File writing iteratee does not receive EOF for WS.get

I have created a simple iteratee to download a file using WS as explained in this link.
Consider the following snippet:
import java.nio.ByteBuffer
import java.nio.channels.FileChannel
import org.specs2.mutable.Specification
import org.specs2.time.NoTimeConversions
import play.api.libs.Files.TemporaryFile
import play.api.libs.iteratee.{Done, Input, Cont, Iteratee}
import play.api.libs.ws.WS
import scala.concurrent.Await
import scala.concurrent.duration._
import scala.concurrent.ExecutionContext.Implicits.global
class DummySpec extends Specification with NoTimeConversions {
def fileChannelIteratee(channel: FileChannel): Iteratee[Array[Byte], Unit] = Cont {
case Input.EOF =>
println("Input.EOF")
channel.close()
Done(Unit, Input.EOF)
case Input.El(bytes) =>
println("Input.El")
val buf = ByteBuffer.wrap(bytes)
channel.write(buf)
fileChannelIteratee(channel)
case Input.Empty =>
println("Input.Empty")
fileChannelIteratee(channel)
}
"fileChannelIteratee" should {
"work" in {
val file = TemporaryFile.apply("test").file
val channel = FileChannel.open(file.toPath)
val future = WS.url("http://www.example.com").get(_ => fileChannelIteratee(channel)).map(_.run)
Await.result(future, 10.seconds)
file.length !== 0
}
}
}
Calling .map(_.run) after WS.get seems to have no effect here as the iteratee does not seem to receive Input.EOF. It prevents me from being able to close the channel.
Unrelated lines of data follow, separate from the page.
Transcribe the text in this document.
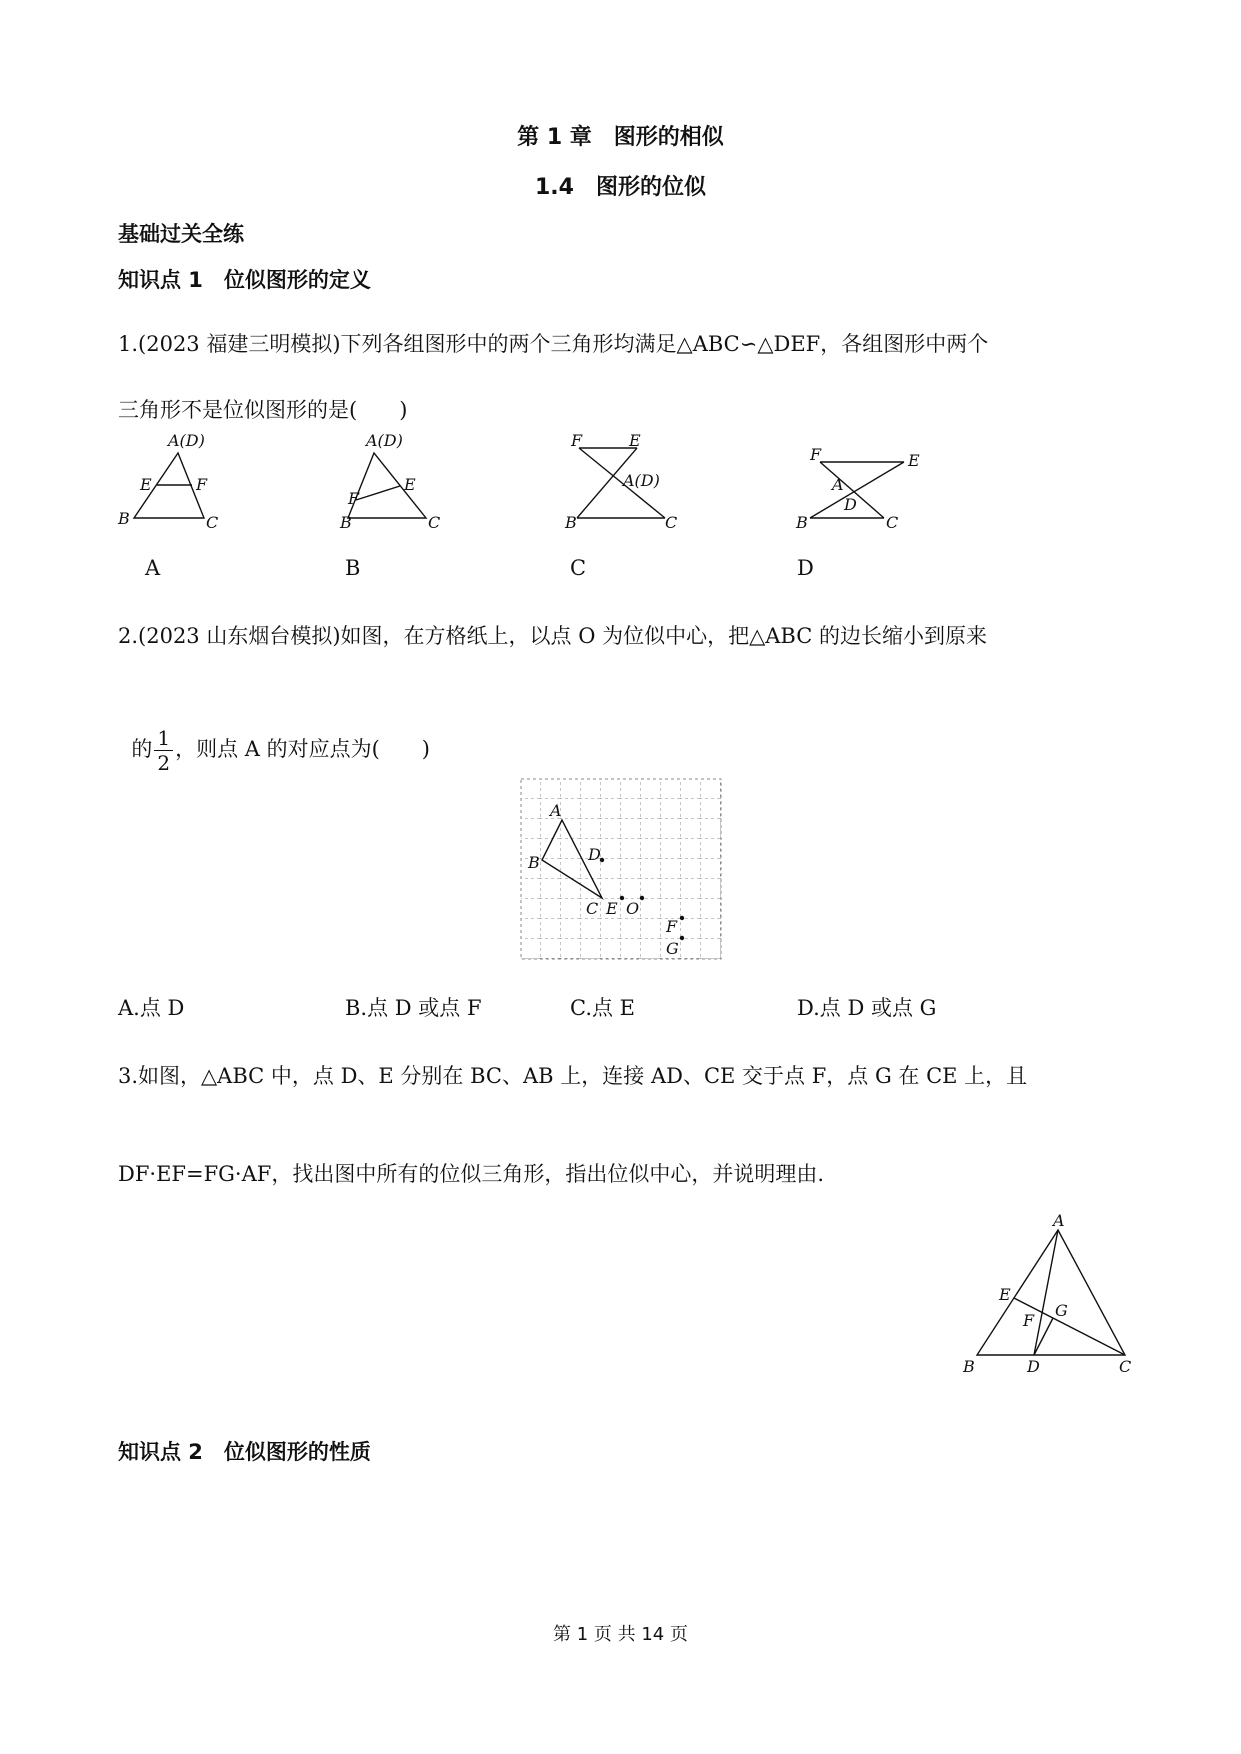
第 1 章　图形的相似
1.4　图形的位似
基础过关全练
知识点 1　位似图形的定义
1.(2023 福建三明模拟)下列各组图形中的两个三角形均满足△ABC∽△DEF，各组图形中两个
三角形不是位似图形的是(　　)
A(D)
E	F
B	C
A(D)
E
F
B	C
F	E
A(D)
B	C
F	E
A
D
B	C
A	B	C	D
2.(2023 山东烟台模拟)如图，在方格纸上，以点 O 为位似中心，把△ABC 的边长缩小到原来

的 $\frac{1}{2}$ ，则点 A 的对应点为(　　)

A
B
C
D
E O
F
G
A.点 D	B.点 D 或点 F	C.点 E	D.点 D 或点 G
3.如图，△ABC 中，点 D、E 分别在 BC、AB 上，连接 AD、CE 交于点 F，点 G 在 CE 上，且
DF·EF=FG·AF，找出图中所有的位似三角形，指出位似中心，并说明理由.
A
E
G
F
B	D	C
知识点 2　位似图形的性质
第 1 页 共 14 页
This is the output I get:
Input.El
[info] DummySpec
[info]
[info] fileChannelIteratee should
[info] x work (941 ms)
[error] '0' is equal to '0' (DummySpec.scala:37)
[info]
[info]
[info] Total for specification DummySpec
[info] Finished in 948 ms
[info] 1 example, 1 failure, 0 error
What am I doing wrong?
I am using Play Framework 2.2.2.
Thanks in advance.
I was opening the FileChannel in a wrong way. It seems to default to read mode according to this link when no parameters are given.
The exception thrown from channel.write was being swallowed by map operation as the return type of the whole operation is Future[Future[Unit]]. The outer Future is in a successful state even if the internal one fails in this case. flatMap should be used instead.